Dans notre Paracha, un verset, à l'analyse, paraît tout à fait étonnant. La Torah donne la généalogie de la tribu de Réouven, et en passant, mentionne le nom des deux semeurs de trouble connus : Dathan et Aviram, les arrière-petits-fils de Réouven.
«(...) Dathan et Aviram sont ceux-là mêmes convoqués par l'assemblée qui avaient comploté contre Moché et Aharon, avec l'assemblée de Kora'h quand ils se sont révoltés contre D.ieu. Alors la terre avait ouvert sa bouche et les avait engloutis, eux et Kora'h (...) avec la mort de l'assemblée quand le feu avait consumé deux cent cinquante hommes. Et ils devinrent un signe. Et les fils de Kora'h ne moururent pas.» (Bamidbar, 26 :9-11)
Le dernier verset est celui qui nous interpelle car il semble en fait contredire celui qui précède : «la terre ouvrit sa bouche et les avala, eux et leur maisonnée et tous ceux qui étaient avec Kora'h.»
Le verset affirme, sans équivoque, que tous ceux qui appartenaient au camp de Kora'h furent avalés vivants, y compris ses fils. A moins qu'il n'existe un moyen de rester vivant quand on est englouti dans la terre, la Torah nous propose deux récits inconciliables. Heureusement, le célèbre commentateur Rachi vient nous éclairer.
«Ils étaient (présents) dans le complot (dès) le début mais au moment de la dispute, ils eurent des pensées de repentir dans leur cœur ; c'est pourquoi il fut fortifié pour eux un endroit élevé dans le Gehinom (l'enfer) et ils s'y installèrent (Sanhédrine 110 a ).»
Na'halat Yaakov, un commentateur de Rachi, ajoute un détail important : le fait que le «séjour» des fils de Kora'h dans le Gehinom fut temporaire. Ils ne passèrent pas le reste de leur vie sous terre mais en sortirent finalement pour rejoindre la société, une fois que le scandale se fut apaisé et leurs comparses morts.
Injuste ?
Certes, il est réconfortant de savoir que certains survécurent à l'épreuve de force entre Moché et Kora'h mais nous pouvons nous demander pourquoi la Providence choisit tout particulièrement les fils de Kora'h, parmi tous les mutins pour survivre à ces événements.
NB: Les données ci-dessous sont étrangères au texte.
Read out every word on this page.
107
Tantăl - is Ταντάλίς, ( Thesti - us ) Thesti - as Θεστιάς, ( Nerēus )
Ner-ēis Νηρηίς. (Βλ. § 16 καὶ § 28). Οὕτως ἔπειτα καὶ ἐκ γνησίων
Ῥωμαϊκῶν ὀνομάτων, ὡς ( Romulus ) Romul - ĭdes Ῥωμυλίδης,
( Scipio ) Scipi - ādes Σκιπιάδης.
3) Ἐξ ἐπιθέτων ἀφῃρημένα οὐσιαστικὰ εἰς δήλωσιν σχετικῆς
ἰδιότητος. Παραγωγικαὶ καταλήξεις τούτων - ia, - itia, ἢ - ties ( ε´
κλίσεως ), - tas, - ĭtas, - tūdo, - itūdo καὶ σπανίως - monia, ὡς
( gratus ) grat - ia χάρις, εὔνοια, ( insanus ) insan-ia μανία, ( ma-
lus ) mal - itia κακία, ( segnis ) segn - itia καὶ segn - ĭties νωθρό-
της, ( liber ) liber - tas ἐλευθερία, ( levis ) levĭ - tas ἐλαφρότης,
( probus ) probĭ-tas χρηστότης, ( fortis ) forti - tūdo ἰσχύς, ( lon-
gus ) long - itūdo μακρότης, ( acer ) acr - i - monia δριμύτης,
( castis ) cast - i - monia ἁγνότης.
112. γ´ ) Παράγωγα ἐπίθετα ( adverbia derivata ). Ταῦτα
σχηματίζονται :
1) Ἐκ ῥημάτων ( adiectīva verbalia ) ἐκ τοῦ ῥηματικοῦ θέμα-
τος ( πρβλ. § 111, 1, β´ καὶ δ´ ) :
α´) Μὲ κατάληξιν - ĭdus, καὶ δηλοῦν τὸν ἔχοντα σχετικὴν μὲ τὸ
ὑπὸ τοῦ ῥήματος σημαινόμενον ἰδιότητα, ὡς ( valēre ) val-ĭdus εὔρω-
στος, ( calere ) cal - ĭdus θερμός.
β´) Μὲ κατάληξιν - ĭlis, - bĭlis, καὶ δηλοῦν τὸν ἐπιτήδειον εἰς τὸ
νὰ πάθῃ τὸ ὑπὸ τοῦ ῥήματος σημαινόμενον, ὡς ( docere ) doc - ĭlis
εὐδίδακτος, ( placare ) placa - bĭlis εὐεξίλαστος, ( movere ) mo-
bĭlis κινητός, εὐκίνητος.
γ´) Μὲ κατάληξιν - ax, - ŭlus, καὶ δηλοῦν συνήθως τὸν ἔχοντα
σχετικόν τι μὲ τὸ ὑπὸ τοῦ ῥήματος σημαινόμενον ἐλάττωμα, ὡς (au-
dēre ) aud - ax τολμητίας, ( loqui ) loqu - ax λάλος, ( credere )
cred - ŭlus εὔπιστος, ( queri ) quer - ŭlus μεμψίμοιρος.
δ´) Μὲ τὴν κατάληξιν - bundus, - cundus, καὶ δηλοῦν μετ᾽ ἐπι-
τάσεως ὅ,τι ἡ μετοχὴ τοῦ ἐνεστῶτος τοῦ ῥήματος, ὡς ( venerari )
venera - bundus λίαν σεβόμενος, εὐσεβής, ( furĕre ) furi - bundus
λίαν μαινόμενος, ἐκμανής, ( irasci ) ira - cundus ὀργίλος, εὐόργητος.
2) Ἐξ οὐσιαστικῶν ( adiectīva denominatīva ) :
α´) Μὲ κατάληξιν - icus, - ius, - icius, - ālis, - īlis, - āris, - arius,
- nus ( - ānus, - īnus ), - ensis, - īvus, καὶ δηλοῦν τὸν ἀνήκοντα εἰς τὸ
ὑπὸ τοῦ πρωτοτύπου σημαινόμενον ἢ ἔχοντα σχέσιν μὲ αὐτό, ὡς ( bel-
«Les fils de Kora'h furent les premiers à s'impliquer dans la révolte» nous dit le Talmud (Sanhédrine 110 a). Il s'avère donc que ces hommes ne se joignirent pas à une rébellion contre Moché déjà en marche, mais ils la suscitèrent. Et pour le Judaïsme, le véritable pécheur est celui qui est l'instigateur d'un péché commun.
Comment donc comprendre cet heureux retournement de situation à la fin de l'histoire de Kora'h ? Non seulement ses fils échappèrent-ils à la mort spirituelle mais ils vécurent pour raconter l'histoire !
En fait, et selon nos Sages, ces hommes fondèrent des familles dont les descendants purent se vanter de compter parmi eux des géants spirituels comme le Prophète Chmouel et vingt-quatre gardes Lévites du Temple.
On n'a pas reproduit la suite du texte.